The technology is designed to help utilities resolve challenges in increasing the reliability and stability of the power grid while meeting sustainability goals such as decarbonisation and emission reduction.

Funding details

In October 2020, TerraPower received initial funding of $80m from the US Department of Energy (DOE) for the Natrium technology demonstration as part of the Advanced Reactor Demonstration Program (ARDP). The cooperative agreement between TerraPower and the DOE was formalised in May 2021.

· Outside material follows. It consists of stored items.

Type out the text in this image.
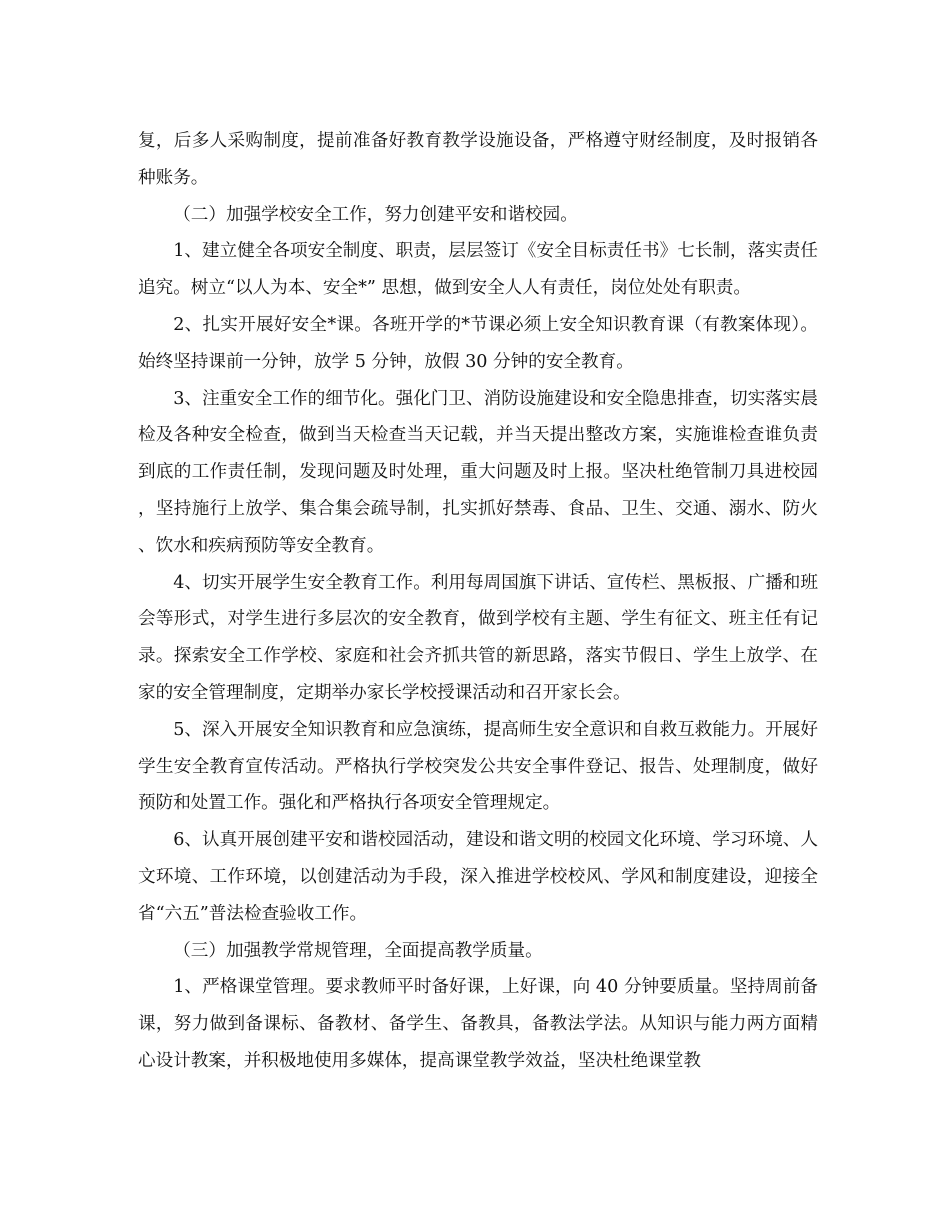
复，后多人采购制度，提前准备好教育教学设施设备，严格遵守财经制度，及时报销各种账务。

（二）加强学校安全工作，努力创建平安和谐校园。

1、建立健全各项安全制度、职责，层层签订《安全目标责任书》七长制，落实责任追究。树立“以人为本、安全*” 思想，做到安全人人有责任，岗位处处有职责。

2、扎实开展好安全*课。各班开学的*节课必须上安全知识教育课（有教案体现）。始终坚持课前一分钟，放学 5 分钟，放假 30 分钟的安全教育。

3、注重安全工作的细节化。强化门卫、消防设施建设和安全隐患排查，切实落实晨检及各种安全检查，做到当天检查当天记载，并当天提出整改方案，实施谁检查谁负责到底的工作责任制，发现问题及时处理，重大问题及时上报。坚决杜绝管制刀具进校园，坚持施行上放学、集合集会疏导制，扎实抓好禁毒、食品、卫生、交通、溺水、防火、饮水和疾病预防等安全教育。

4、切实开展学生安全教育工作。利用每周国旗下讲话、宣传栏、黑板报、广播和班会等形式，对学生进行多层次的安全教育，做到学校有主题、学生有征文、班主任有记录。探索安全工作学校、家庭和社会齐抓共管的新思路，落实节假日、学生上放学、在家的安全管理制度，定期举办家长学校授课活动和召开家长会。

5、深入开展安全知识教育和应急演练，提高师生安全意识和自救互救能力。开展好学生安全教育宣传活动。严格执行学校突发公共安全事件登记、报告、处理制度，做好预防和处置工作。强化和严格执行各项安全管理规定。

6、认真开展创建平安和谐校园活动，建设和谐文明的校园文化环境、学习环境、人文环境、工作环境，以创建活动为手段，深入推进学校校风、学风和制度建设，迎接全省“六五”普法检查验收工作。

（三）加强教学常规管理，全面提高教学质量。

1、严格课堂管理。要求教师平时备好课，上好课，向 40 分钟要质量。坚持周前备课，努力做到备课标、备教材、备学生、备教具，备教法学法。从知识与能力两方面精心设计教案，并积极地使用多媒体，提高课堂教学效益，坚决杜绝课堂教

TerraPower is constructing the Natrium plant in collaboration with the DOE’s ARDP via a public-private partnership. The programme authorises an investment of up to $2bn in the project.

Nuclear fuel details

TerraPower collaborated with Global Nuclear Fuel-Americas (GNF-A), a fuel engineering services provider, to build the Natrium Fuel Facility at GNF-A’s existing plant site near Wilmington in October 2022.

The facility is jointly funded by TerraPower and the DOE through the ARDP and will be developed with an initial investment of $200m. The plant will use HALEU. The commercial use of HALEU is supported by the DOE under the Energy Act of 2020.

The facility will fulfil the nuclear fuel requirements of the Natrium demonstration plant and other advanced reactors in the US. It is poised to create the necessary fuel supply network for the US to introduce advanced reactors within its borders and around the world.

Contractors involved

GEH is the technology co-developer while Bechtel is the engineering and construction partner for the project.

Bechtel is responsible for the nuclear plant’s design, licensing, procurement, and construction.

Several utilities, including PacifiCorp, Energy Northwest, and Duke Energy are supporting the project in the areas of licensing, siting, grid requirements, and operations and maintenance.

Western Service, an engineering consultant, will offer the software platform and engineering services for the Natrium Engineering Simulator.

Engineering services provider James Fisher Technologies is designing and building an injection casting furnace system to support the project.

BWXT Canada, a nuclear component supplier, will design the Intermediate Heat Exchanger for the development.

Meanwhile, Curtiss-Wright Flow Control Service, an engineered products and services provider, will develop the reactor protection system.

Other members in the project team include Argonne National Laboratory, Centrus, a nuclear fuel supplier, Idaho National Laboratory, Orano, a nuclear energy company, Oak Ridge National Laboratory, Oregon State University, Pacific Northwest National Laboratory, Stanford University, and the Wisconsin Energy Institute.